For a minute or more she stood looking at him as he sat with his eyes fixed upon the picture, and while she looked an expression of pity stole across her sweet pale face.
“I wonder what curse there is laid upon us that we should be always doomed to seek what we cannot find?” she said aloud.
He heard her now, and looking up saw her standing in the glow and flicker of the firelight, which played upon her white face and black-draped form. He started violently; as he did so she loosed the heavy cloak and hood that she wore and it fell behind her. But where was the lovely rounded form, and where the clustering golden curls? Gone, and in their place a coarse robe of blue serge, on which hung a crucifix, and the white hood of the nun.
He sprang from his chair with an exclamation, not knowing if he dreamed or if he really saw the woman who stood there like a ghost in the firelight.
“Forgive me, Edward,” she said presently, in her sweet low voice. “I daresay that this all looks theatrical enough—but I have put on this dress for two reasons: firstly, because I must leave this town in an hour’s time and wish to do so unknown; and secondly, to show that you need not fear that I have come to be troublesome. Will you light the candles?”
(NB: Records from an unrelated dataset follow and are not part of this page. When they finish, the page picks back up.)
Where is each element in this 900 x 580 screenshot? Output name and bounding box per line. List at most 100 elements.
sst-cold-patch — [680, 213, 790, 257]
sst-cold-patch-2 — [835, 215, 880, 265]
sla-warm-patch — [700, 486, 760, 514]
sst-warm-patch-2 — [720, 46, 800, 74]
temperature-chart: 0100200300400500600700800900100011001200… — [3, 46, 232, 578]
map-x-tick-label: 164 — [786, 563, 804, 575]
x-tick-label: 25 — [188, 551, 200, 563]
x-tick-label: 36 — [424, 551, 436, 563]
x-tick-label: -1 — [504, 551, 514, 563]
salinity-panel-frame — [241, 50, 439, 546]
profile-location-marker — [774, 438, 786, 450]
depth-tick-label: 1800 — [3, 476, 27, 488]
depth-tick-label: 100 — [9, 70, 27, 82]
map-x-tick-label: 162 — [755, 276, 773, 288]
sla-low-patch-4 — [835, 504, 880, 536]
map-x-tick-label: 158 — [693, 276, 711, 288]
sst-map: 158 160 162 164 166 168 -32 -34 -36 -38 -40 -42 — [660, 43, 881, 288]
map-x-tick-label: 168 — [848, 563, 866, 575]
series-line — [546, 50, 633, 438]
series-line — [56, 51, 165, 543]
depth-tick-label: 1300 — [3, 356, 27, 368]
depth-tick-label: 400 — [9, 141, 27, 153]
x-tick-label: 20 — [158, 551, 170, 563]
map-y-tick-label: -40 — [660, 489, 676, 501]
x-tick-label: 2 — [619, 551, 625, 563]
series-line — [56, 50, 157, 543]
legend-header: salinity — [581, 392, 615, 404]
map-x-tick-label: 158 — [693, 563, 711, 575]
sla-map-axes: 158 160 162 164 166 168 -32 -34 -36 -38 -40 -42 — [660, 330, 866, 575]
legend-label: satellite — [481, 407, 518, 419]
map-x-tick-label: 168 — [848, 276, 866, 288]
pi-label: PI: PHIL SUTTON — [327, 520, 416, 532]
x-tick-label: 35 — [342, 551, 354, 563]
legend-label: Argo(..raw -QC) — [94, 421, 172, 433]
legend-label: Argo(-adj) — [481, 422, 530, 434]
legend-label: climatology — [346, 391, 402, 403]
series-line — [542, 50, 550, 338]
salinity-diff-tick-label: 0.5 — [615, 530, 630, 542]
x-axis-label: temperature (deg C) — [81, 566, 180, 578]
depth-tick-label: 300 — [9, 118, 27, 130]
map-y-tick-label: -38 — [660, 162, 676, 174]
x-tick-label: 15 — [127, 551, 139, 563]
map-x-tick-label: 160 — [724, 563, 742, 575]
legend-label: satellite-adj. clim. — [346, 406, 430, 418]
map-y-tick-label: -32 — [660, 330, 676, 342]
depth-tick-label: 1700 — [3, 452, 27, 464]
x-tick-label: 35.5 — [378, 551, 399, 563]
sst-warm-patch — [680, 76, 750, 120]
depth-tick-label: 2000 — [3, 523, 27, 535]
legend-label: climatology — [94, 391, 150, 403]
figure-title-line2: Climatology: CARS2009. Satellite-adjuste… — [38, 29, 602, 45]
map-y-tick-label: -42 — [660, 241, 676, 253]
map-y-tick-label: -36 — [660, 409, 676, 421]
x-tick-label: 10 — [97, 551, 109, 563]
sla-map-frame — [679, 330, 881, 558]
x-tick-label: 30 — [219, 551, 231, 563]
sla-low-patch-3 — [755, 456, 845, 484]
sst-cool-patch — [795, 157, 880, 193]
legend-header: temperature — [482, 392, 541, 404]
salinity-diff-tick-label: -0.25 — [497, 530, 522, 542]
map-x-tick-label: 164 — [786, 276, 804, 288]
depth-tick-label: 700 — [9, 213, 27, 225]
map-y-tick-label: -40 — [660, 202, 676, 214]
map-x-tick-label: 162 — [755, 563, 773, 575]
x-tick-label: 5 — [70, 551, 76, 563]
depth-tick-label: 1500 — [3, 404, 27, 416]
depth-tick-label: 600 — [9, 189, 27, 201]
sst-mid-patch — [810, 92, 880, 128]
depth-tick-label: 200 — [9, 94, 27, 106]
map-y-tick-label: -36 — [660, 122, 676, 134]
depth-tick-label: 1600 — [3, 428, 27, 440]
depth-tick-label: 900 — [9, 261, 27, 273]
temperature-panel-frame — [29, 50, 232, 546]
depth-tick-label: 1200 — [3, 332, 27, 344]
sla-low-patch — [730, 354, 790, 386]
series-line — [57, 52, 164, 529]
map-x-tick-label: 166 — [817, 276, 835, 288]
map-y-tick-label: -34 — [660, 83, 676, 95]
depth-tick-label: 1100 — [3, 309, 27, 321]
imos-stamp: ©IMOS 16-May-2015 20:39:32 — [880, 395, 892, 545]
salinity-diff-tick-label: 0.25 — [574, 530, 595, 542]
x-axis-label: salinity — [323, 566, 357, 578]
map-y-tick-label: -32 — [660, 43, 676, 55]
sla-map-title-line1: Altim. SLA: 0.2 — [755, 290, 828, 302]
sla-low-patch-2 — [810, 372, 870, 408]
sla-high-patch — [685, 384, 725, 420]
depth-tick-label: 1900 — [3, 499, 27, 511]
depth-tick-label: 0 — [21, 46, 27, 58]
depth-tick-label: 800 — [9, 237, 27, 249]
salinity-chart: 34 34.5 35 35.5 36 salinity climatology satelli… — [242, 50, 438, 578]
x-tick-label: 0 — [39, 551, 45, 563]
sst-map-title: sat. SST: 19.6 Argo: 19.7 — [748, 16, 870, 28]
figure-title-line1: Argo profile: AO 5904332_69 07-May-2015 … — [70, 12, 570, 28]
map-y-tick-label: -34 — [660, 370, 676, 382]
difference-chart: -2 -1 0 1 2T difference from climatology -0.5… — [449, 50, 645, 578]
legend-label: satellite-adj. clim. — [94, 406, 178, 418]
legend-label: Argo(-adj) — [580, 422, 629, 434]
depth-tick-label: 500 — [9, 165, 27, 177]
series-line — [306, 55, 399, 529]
He did so mechanically, and then pulled down the blinds. Meanwhile Belle had seated herself near the table, her face buried in her hands.
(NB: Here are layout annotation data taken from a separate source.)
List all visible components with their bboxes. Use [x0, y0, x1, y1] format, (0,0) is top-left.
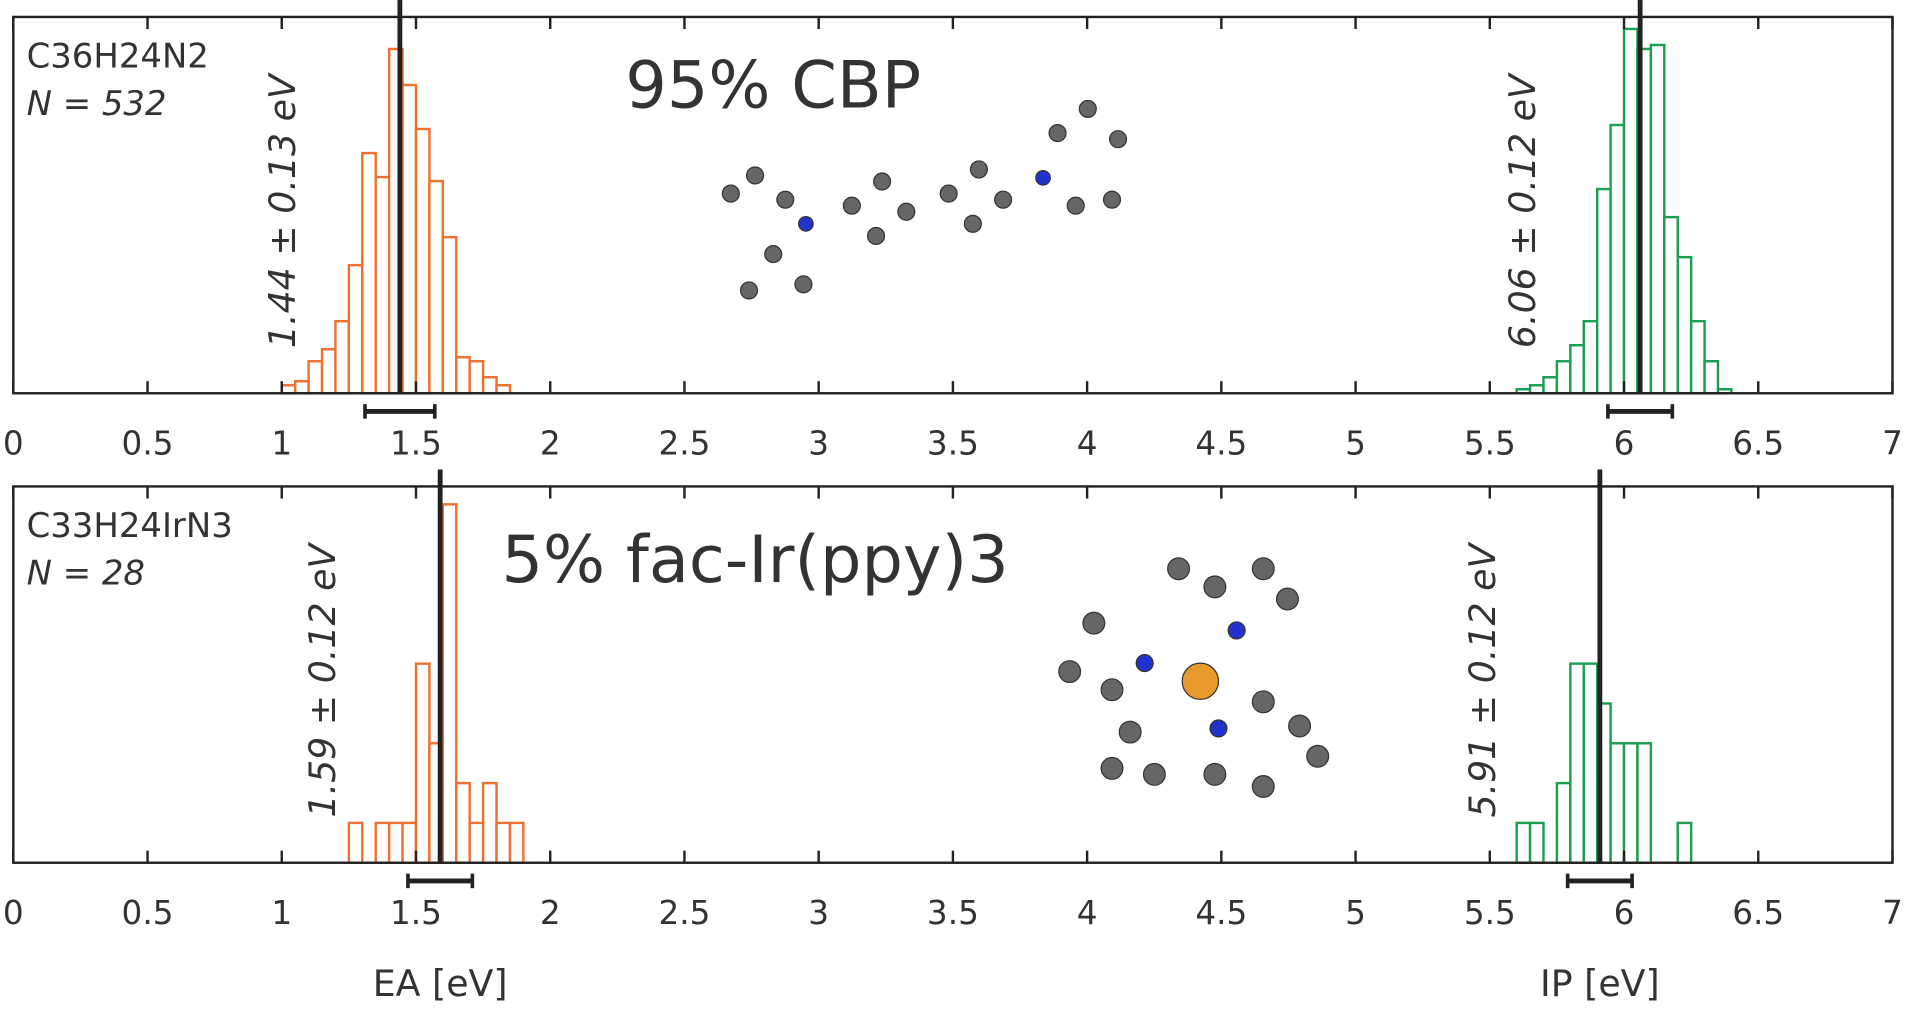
histogram-bar — [1569, 662, 1585, 864]
histogram-bar — [347, 263, 364, 395]
histogram-bar — [1515, 821, 1532, 864]
histogram-bar — [374, 175, 391, 395]
histogram-bar — [1528, 821, 1545, 864]
x-tick-label: 3 — [808, 894, 829, 932]
histogram-bar — [347, 821, 364, 864]
histogram-bar — [414, 662, 431, 864]
histogram-bar — [495, 821, 512, 864]
histogram-bar — [481, 376, 498, 395]
histogram-bar — [401, 83, 418, 395]
x-tick-label: 6.5 — [1732, 424, 1784, 462]
histogram-bar — [1582, 319, 1599, 395]
histogram-bar — [1703, 360, 1720, 395]
histogram-bar — [1609, 123, 1626, 395]
histogram-bar — [1622, 742, 1639, 864]
histogram-bar — [468, 360, 485, 395]
histogram-bar — [1622, 27, 1639, 395]
x-tick-label: 6.5 — [1732, 894, 1784, 932]
molecule-irppy3 — [1058, 557, 1330, 799]
histogram-bar — [1555, 781, 1572, 864]
x-tick-label: 1 — [271, 894, 292, 932]
mean-label: 6.06 ± 0.12 eV — [1501, 72, 1544, 348]
x-tick-label: 1 — [271, 424, 292, 462]
x-tick-label: 6 — [1614, 424, 1635, 462]
histogram-bar — [481, 781, 498, 864]
x-axis-label: EA [eV] — [373, 962, 508, 1005]
x-tick-label: 4 — [1077, 424, 1098, 462]
x-tick-label: 4.5 — [1195, 894, 1247, 932]
count-label: N = 28 — [27, 553, 145, 592]
x-tick-label: 3.5 — [927, 424, 979, 462]
histogram-bar — [387, 821, 404, 864]
histogram-bar — [1595, 187, 1612, 395]
panel-title: 5% fac-Ir(ppy)3 — [501, 522, 1008, 598]
histogram-bar — [1676, 821, 1693, 864]
x-axis-label: IP [eV] — [1540, 962, 1660, 1005]
x-tick-label: 7 — [1882, 894, 1903, 932]
histogram-bar — [1689, 319, 1706, 395]
x-tick-label: 4.5 — [1195, 424, 1247, 462]
molecule-cbp — [721, 99, 1128, 300]
histogram-bar — [334, 319, 351, 395]
error-bar — [1606, 404, 1675, 419]
error-bar — [363, 404, 437, 419]
histogram-bar — [374, 821, 391, 864]
x-tick-label: 1.5 — [390, 424, 442, 462]
x-tick-label: 4 — [1077, 894, 1098, 932]
x-tick-label: 0.5 — [122, 894, 174, 932]
histogram-bar — [1542, 376, 1559, 395]
histogram-bar — [307, 360, 324, 395]
error-bar — [406, 873, 475, 889]
x-tick-label: 0.5 — [122, 424, 174, 462]
x-tick-label: 5 — [1345, 424, 1366, 462]
histogram-bar — [455, 781, 471, 864]
x-tick-label: 5 — [1345, 894, 1366, 932]
mean-label: 1.44 ± 0.13 eV — [261, 72, 304, 348]
x-tick-label: 1.5 — [390, 894, 442, 932]
panel-title: 95% CBP — [625, 48, 921, 124]
histogram-bar — [441, 503, 458, 864]
histogram-bar — [1609, 742, 1626, 864]
histogram-bar — [1676, 255, 1693, 395]
x-tick-label: 5.5 — [1464, 424, 1516, 462]
x-tick-label: 6 — [1614, 894, 1635, 932]
histogram-bar — [1663, 215, 1679, 395]
x-tick-label: 2 — [540, 894, 561, 932]
formula: C33H24IrN3 — [27, 506, 233, 545]
histogram-bar — [1555, 360, 1572, 395]
histogram-bar — [1582, 662, 1599, 864]
histogram-bar — [361, 151, 377, 395]
x-tick-label: 3.5 — [927, 894, 979, 932]
mean-label: 1.59 ± 0.12 eV — [301, 542, 344, 818]
histogram-bar — [455, 356, 471, 395]
x-tick-label: 3 — [808, 424, 829, 462]
histogram-bar — [1569, 344, 1585, 395]
histogram-bar — [401, 821, 418, 864]
histogram-bar — [414, 127, 431, 395]
histogram-bar — [1636, 742, 1653, 864]
count-label: N = 532 — [27, 84, 167, 123]
x-tick-label: 2.5 — [658, 424, 710, 462]
histogram-bar — [508, 821, 525, 864]
x-tick-label: 2.5 — [658, 894, 710, 932]
histogram-bar — [1649, 43, 1666, 395]
x-tick-label: 0 — [3, 424, 24, 462]
histogram-bar — [441, 235, 458, 395]
histogram-bar — [293, 380, 310, 395]
formula: C36H24N2 — [27, 37, 209, 76]
x-tick-label: 2 — [540, 424, 561, 462]
x-tick-label: 5.5 — [1464, 894, 1516, 932]
histogram-bar — [428, 179, 445, 395]
histogram-bar — [468, 821, 485, 864]
mean-label: 5.91 ± 0.12 eV — [1461, 542, 1504, 818]
x-tick-label: 7 — [1882, 424, 1903, 462]
x-tick-label: 0 — [3, 894, 24, 932]
error-bar — [1565, 873, 1634, 889]
histogram-bar — [320, 348, 337, 395]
“What is the meaning of all this, Belle?” he said.
“‘Sister Agnes,’ you must call me now,” she said, taking her hands from her face. “The meaning of it is that I have left the world and entered a sisterhood which works among the poor in London, and I have come to bid you farewell, a last farewell.”
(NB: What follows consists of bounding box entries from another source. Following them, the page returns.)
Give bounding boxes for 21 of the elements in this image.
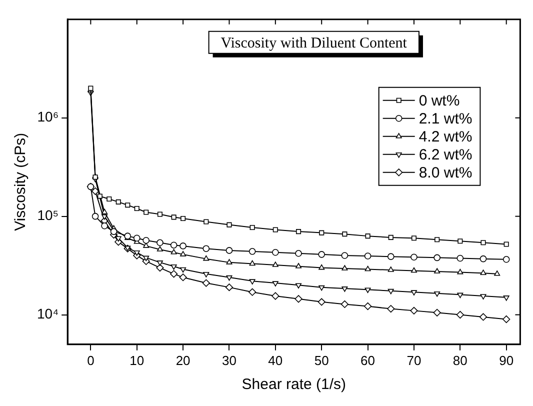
y-tick-label: 10⁴ [36, 306, 59, 322]
legend-label: 8.0 wt% [418, 164, 472, 182]
x-tick-label: 0 [87, 352, 94, 368]
x-tick-label: 90 [499, 352, 514, 368]
x-tick-label: 80 [452, 352, 468, 368]
x-tick-label: 10 [130, 352, 144, 368]
legend-label: 6.2 wt% [418, 146, 472, 164]
x-tick-label: 40 [268, 352, 283, 368]
y-tick-label: 10⁶ [37, 108, 59, 125]
x-tick-label: 70 [406, 352, 422, 368]
legend-label: 4.2 wt% [418, 128, 472, 146]
x-axis-title: Shear rate (1/s) [242, 376, 346, 394]
x-tick-label: 20 [176, 352, 190, 368]
legend-label: 0 wt% [418, 92, 460, 110]
x-tick-label: 50 [314, 352, 329, 368]
x-tick-label: 60 [360, 352, 376, 368]
legend-label: 2.1 wt% [418, 110, 472, 128]
y-axis-title: Viscosity (cPs) [12, 132, 30, 231]
text: Viscosity with Diluent Content [220, 35, 408, 52]
x-tick-label: 30 [222, 352, 236, 368]
y-tick-label: 10⁵ [37, 207, 59, 224]
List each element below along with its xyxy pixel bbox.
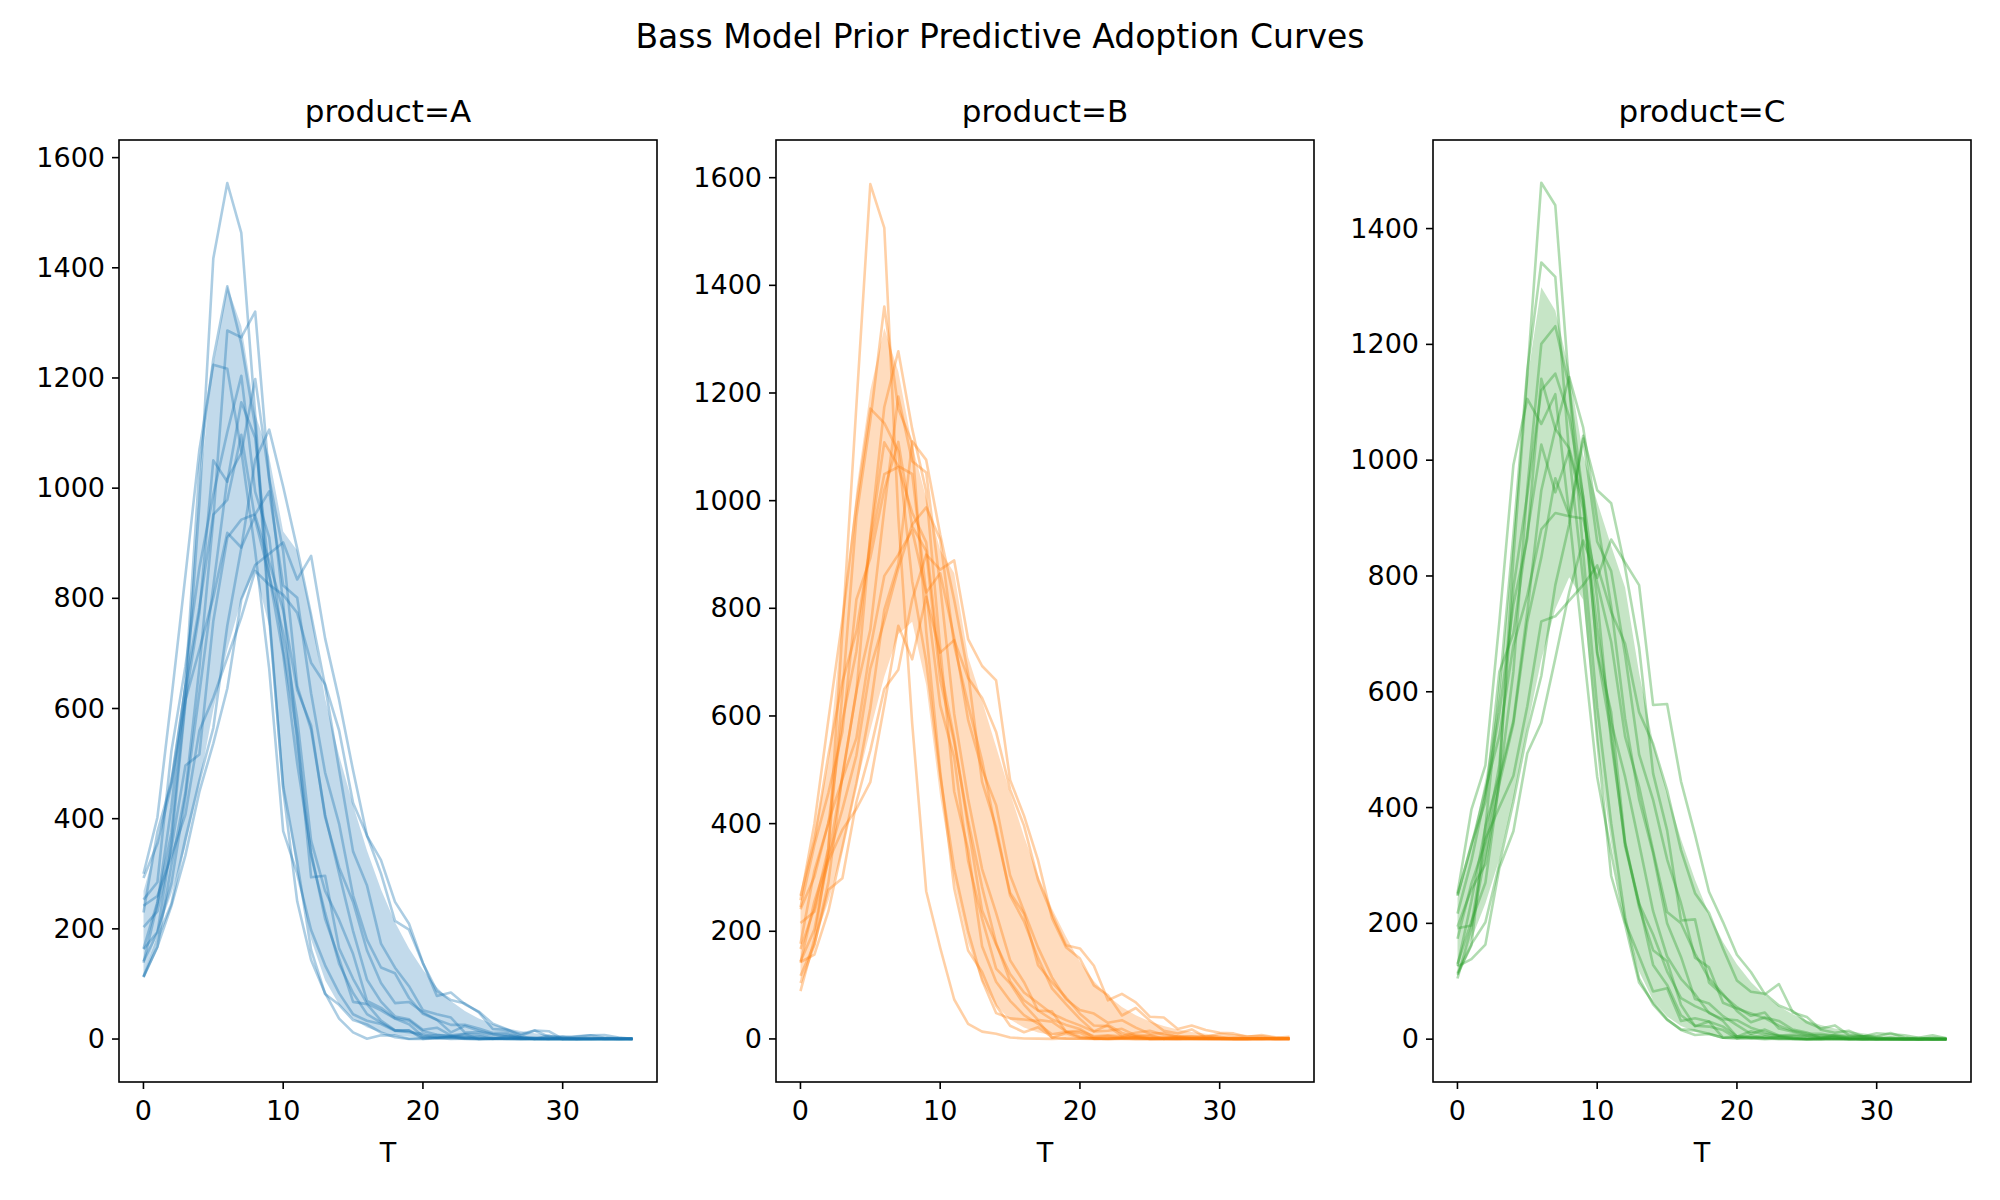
y-tick-label: 0 (88, 1023, 105, 1054)
subplot-title: product=B (962, 93, 1128, 129)
y-tick-label: 400 (710, 808, 762, 839)
x-axis-label: T (379, 1137, 397, 1168)
y-tick-label: 200 (53, 913, 105, 944)
subplot-product-B: 0 10 20 30 0 200 400 600 800 1000 1200 1400 1600 prod… (693, 93, 1314, 1168)
x-tick-label: 20 (406, 1095, 440, 1126)
x-tick-label: 30 (1202, 1095, 1236, 1126)
y-tick-label: 600 (53, 693, 105, 724)
y-tick-label: 200 (1367, 907, 1419, 938)
y-tick-label: 1000 (1350, 444, 1419, 475)
x-tick-label: 10 (266, 1095, 300, 1126)
x-tick-label: 0 (1449, 1095, 1466, 1126)
subplot-grid: Bass Model Prior Predictive Adoption Cur… (0, 0, 2000, 1200)
y-tick-label: 0 (1402, 1023, 1419, 1054)
y-tick-label: 400 (53, 803, 105, 834)
x-tick-label: 10 (1580, 1095, 1614, 1126)
y-tick-label: 800 (53, 582, 105, 613)
hdi-band (1458, 287, 1947, 1039)
x-tick-label: 20 (1063, 1095, 1097, 1126)
y-tick-label: 1600 (36, 142, 105, 173)
y-tick-label: 1200 (36, 362, 105, 393)
x-tick-label: 0 (792, 1095, 809, 1126)
y-tick-label: 400 (1367, 792, 1419, 823)
y-tick-label: 1600 (693, 162, 762, 193)
y-tick-label: 1200 (693, 377, 762, 408)
figure-canvas: Bass Model Prior Predictive Adoption Cur… (0, 0, 2000, 1200)
y-tick-label: 800 (1367, 560, 1419, 591)
x-tick-label: 30 (1859, 1095, 1893, 1126)
x-tick-label: 0 (135, 1095, 152, 1126)
subplot-product-C: 0 10 20 30 0 200 400 600 800 1000 1200 1400 product=… (1350, 93, 1971, 1168)
y-tick-label: 1400 (693, 269, 762, 300)
y-tick-label: 200 (710, 915, 762, 946)
hdi-band (144, 286, 633, 1039)
y-tick-label: 1400 (1350, 213, 1419, 244)
x-tick-label: 20 (1720, 1095, 1754, 1126)
x-axis-label: T (1693, 1137, 1711, 1168)
figure-title: Bass Model Prior Predictive Adoption Cur… (635, 17, 1364, 56)
subplot-title: product=A (305, 93, 471, 129)
x-tick-label: 30 (545, 1095, 579, 1126)
x-tick-label: 10 (923, 1095, 957, 1126)
y-tick-label: 1200 (1350, 328, 1419, 359)
y-tick-label: 600 (710, 700, 762, 731)
y-tick-label: 800 (710, 592, 762, 623)
subplot-product-A: 0 10 20 30 0 200 400 600 800 1000 1200 1400 1600 prod… (36, 93, 657, 1168)
y-tick-label: 1400 (36, 252, 105, 283)
x-axis-label: T (1036, 1137, 1054, 1168)
y-tick-label: 600 (1367, 676, 1419, 707)
y-tick-label: 1000 (693, 485, 762, 516)
subplot-title: product=C (1619, 93, 1786, 129)
y-tick-label: 1000 (36, 472, 105, 503)
y-tick-label: 0 (745, 1023, 762, 1054)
He stared at her in amazement. He did not find it easy to connect the idea of this beautiful, human, loving creature with the cold sanctuary of a sisterhood. He did not know that natures like this, whose very intensity is often the cause of their destruction, are most capable of these strange developments. The man or woman who can really love and endure—and they are rare—can also, when their passion has utterly broken them, turn to climb the stony paths that lead to love’s antipodes.
“Edward,” she went on, speaking very slowly, “you know in what relation we have stood to each other, and what that relationship means to woman. You know this—I have loved you with all my heart, and all my strength, and all my soul——” Here she trembled and broke down.
“You know, too,” she continued presently, “what has been the end of all this, the shameful end. I am not come to blame you. I do not blame you, for the fault was mine, and if I have anything to forgive I forgive it freely. Whatever memories may still live in my heart I swear I put away all bitterness, and that my most earnest wish is that you may be happy, as happiness is to you. The sin was mine; that is it would have been mine were we free agents, which perhaps we are not. I should have loved my husband, or rather the man whom I thought my husband, for with all his faults he was of a different clay to you, Edward.”